= William Orme (minister) =

Scottish Congregational minister and biographer

William Orme (1787–1830) was a Scottish Congregational minister, known as a biographer of Richard Baxter and other nonconformist figures.

==Life==
He was born at Falkirk, Stirlingshire, on 3 February 1787. His parents moved to Edinburgh, where in 1792 he began his education under a schoolmaster named Waugh. On 1 July 1800 he was apprenticed for five years to a wheelwright and turner.

His father died in October 1803. About this time Orme came under the influence of James Alexander Haldane, whose preaching at the Tabernacle in Leith Walk, Edinburgh, had attracted him. In October 1805 he was admitted by Robert Haldane as a student for the ministry at a seminary under George Cowie. The usual term of study was two years, but Orme's periods of study, interrupted by a preaching mission in Fife (1806), amounted to little more than a year in all. On 11 March 1807 he became pastor of the congregational church at Perth where he was ordained.

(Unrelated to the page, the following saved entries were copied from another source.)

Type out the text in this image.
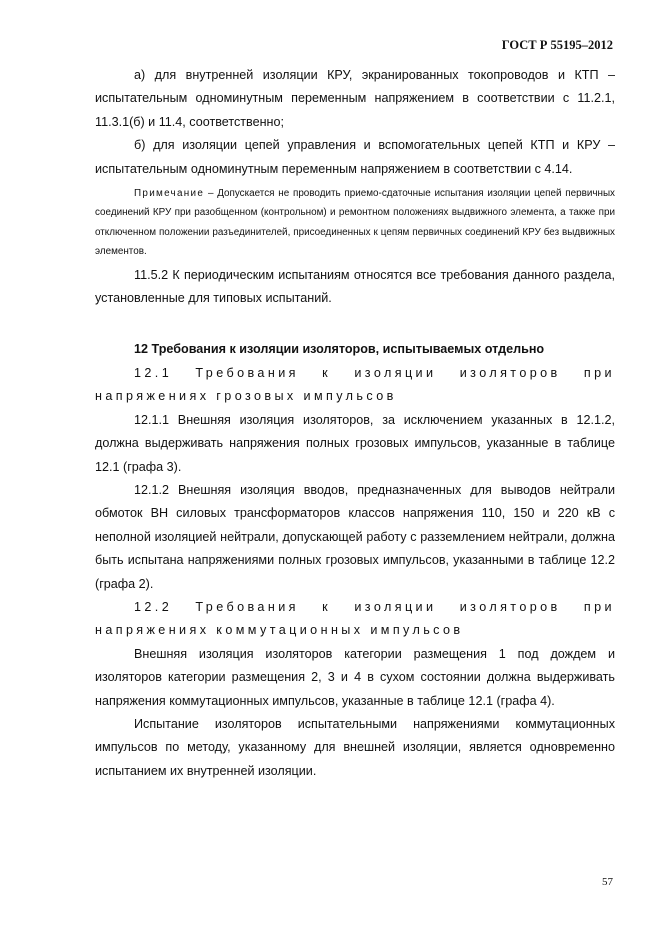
ГОСТ Р 55195–2012

а) для внутренней изоляции КРУ, экранированных токопроводов и КТП – испытательным одноминутным переменным напряжением в соответствии с 11.2.1, 11.3.1(б) и 11.4, соответственно;

б) для изоляции цепей управления и вспомогательных цепей КТП и КРУ – испытательным одноминутным переменным напряжением в соответствии с 4.14.

Примечание – Допускается не проводить приемо-сдаточные испытания изоляции цепей первичных соединений КРУ при разобщенном (контрольном) и ремонтном положениях выдвижного элемента, а также при отключенном положении разъединителей, присоединенных к цепям первичных соединений КРУ без выдвижных элементов.

11.5.2 К периодическим испытаниям относятся все требования данного раздела, установленные для типовых испытаний.

12 Требования к изоляции изоляторов, испытываемых отдельно

12.1 Требования к изоляции изоляторов при напряжениях грозовых импульсов

12.1.1 Внешняя изоляция изоляторов, за исключением указанных в 12.1.2, должна выдерживать напряжения полных грозовых импульсов, указанные в таблице 12.1 (графа 3).

12.1.2 Внешняя изоляция вводов, предназначенных для выводов нейтрали обмоток ВН силовых трансформаторов классов напряжения 110, 150 и 220 кВ с неполной изоляцией нейтрали, допускающей работу с разземлением нейтрали, должна быть испытана напряжениями полных грозовых импульсов, указанными в таблице 12.2 (графа 2).

12.2 Требования к изоляции изоляторов при напряжениях коммутационных импульсов

Внешняя изоляция изоляторов категории размещения 1 под дождем и изоляторов категории размещения 2, 3 и 4 в сухом состоянии должна выдерживать напряжения коммутационных импульсов, указанные в таблице 12.1 (графа 4).

Испытание изоляторов испытательными напряжениями коммутационных импульсов по методу, указанному для внешней изоляции, является одновременно испытанием их внутренней изоляции.

57
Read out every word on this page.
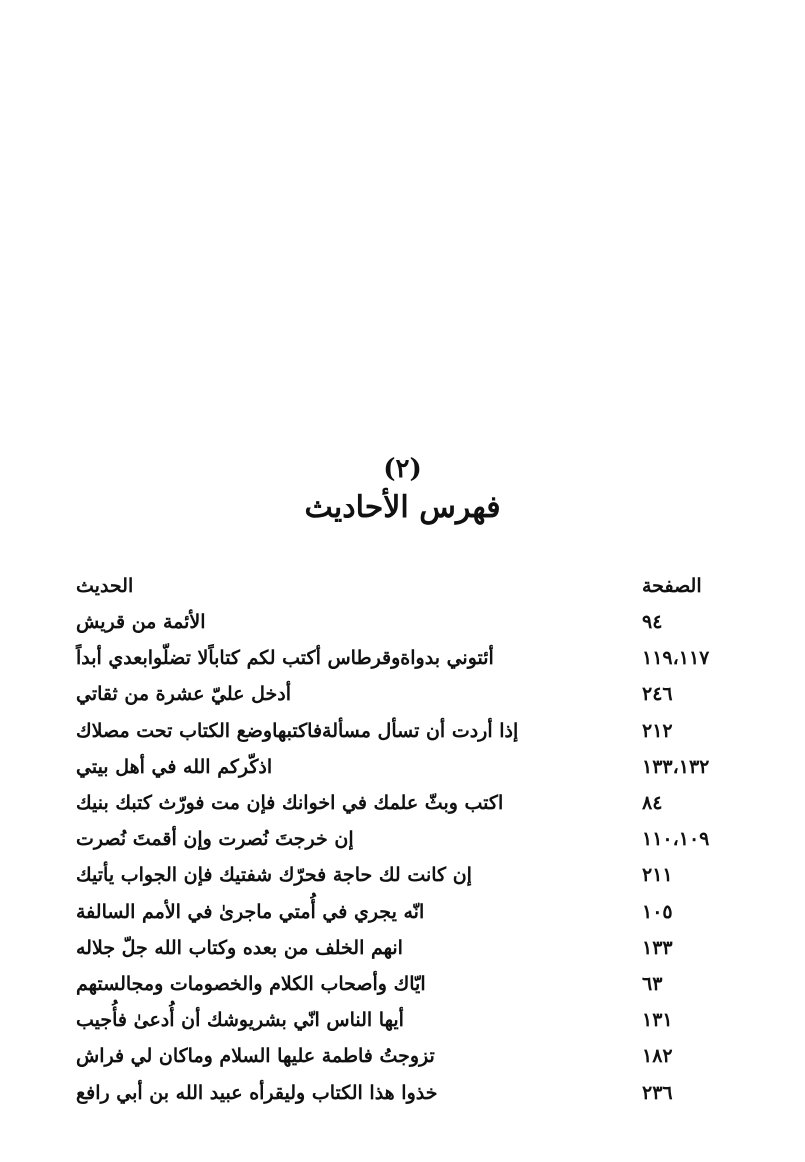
(٢)
فهرس الأحاديث
الحديث	الصفحة
الأئمة من قريش	٩٤
أئتوني بدواةوقرطاس أكتب لكم كتاباًلا تضلّوابعدي أبداً	١١٩،١١٧
أدخل عليّ عشرة من ثقاتي	٢٤٦
إذا أردت أن تسأل مسألةفاكتبهاوضع الكتاب تحت مصلاك	٢١٢
اذكّركم الله في أهل بيتي	١٣٣،١٣٢
اكتب وبثّ علمك في اخوانك فإن مت فورّث كتبك بنيك	٨٤
إن خرجتَ نُصرت وإن أقمتَ نُصرت	١١٠،١٠٩
إن كانت لك حاجة فحرّك شفتيك فإن الجواب يأتيك	٢١١
انّه يجري في أُمتي ماجرىٰ في الأمم السالفة	١٠٥
انهم الخلف من بعده وكتاب الله جلّ جلاله	١٣٣
ايّاك وأصحاب الكلام والخصومات ومجالستهم	٦٣
أيها الناس انّي بشريوشك أن أُدعىٰ فأُجيب	١٣١
تزوجتُ فاطمة عليها السلام وماكان لي فراش	١٨٢
خذوا هذا الكتاب وليقرأه عبيد الله بن أبي رافع	٢٣٦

About 1809 he broke with Robert Haldane, in consequence of Haldane's adoption of Baptist views, and took part in the controversy that arose. He declined a call to the congregational church at Dundee. In the development of Scottish congregationalism he took an active part, especially aiding in the formation (1813) of the Congregational Union of Scotland, and in the establishment (1814) of a divinity hall at Glasgow.

On 7 October 1824, he became pastor of the congregational church at Camberwell Green, Surrey, and soon afterwards was elected foreign secretary of the London Missionary Society. He died in his prime on 8 May 1830, and was buried on 17 May at Bunhill Fields. His portrait, engraved by Thomson from a painting by Wildman, was published in the Evangelical Magazine for January 1830. He was twice married, and left a widow.

==Works==
He published, in addition to separate sermons and pamphlets:
- 'Memoirs of the Life, Writings, and Religious Connections of John Owen, D.D.,’ &c., 1820.
- 'Remarkable Passages in the Life of William Kiffin,’ &c., 1823.
- 'Bibliotheca Biblica ... List of Books on Sacred Literature, with Notices, Biographical, Critical,’ &c., Edinburgh, 1824.
- 'Memoirs, including … Remains of John Urquhart,’ &c., 1827, 2 vols.

Posthumous was:
- 'Life and Times of Richard Baxter,’ &c., 1830, 2 vols. This was partly printed at the time of his death; it was edited by Thomas Russell. It accompanied an edition of Baxter's 'Practical Works,’ begun by Orme in 1827. The second volume contains a detailed critique of Baxter's writings.

His two volumes on Richard Baxter were commended by Sir James Stephen. Andrew Thomson superseded him as a biographer of John Owen, and Joseph Ivimey for William Kiffin.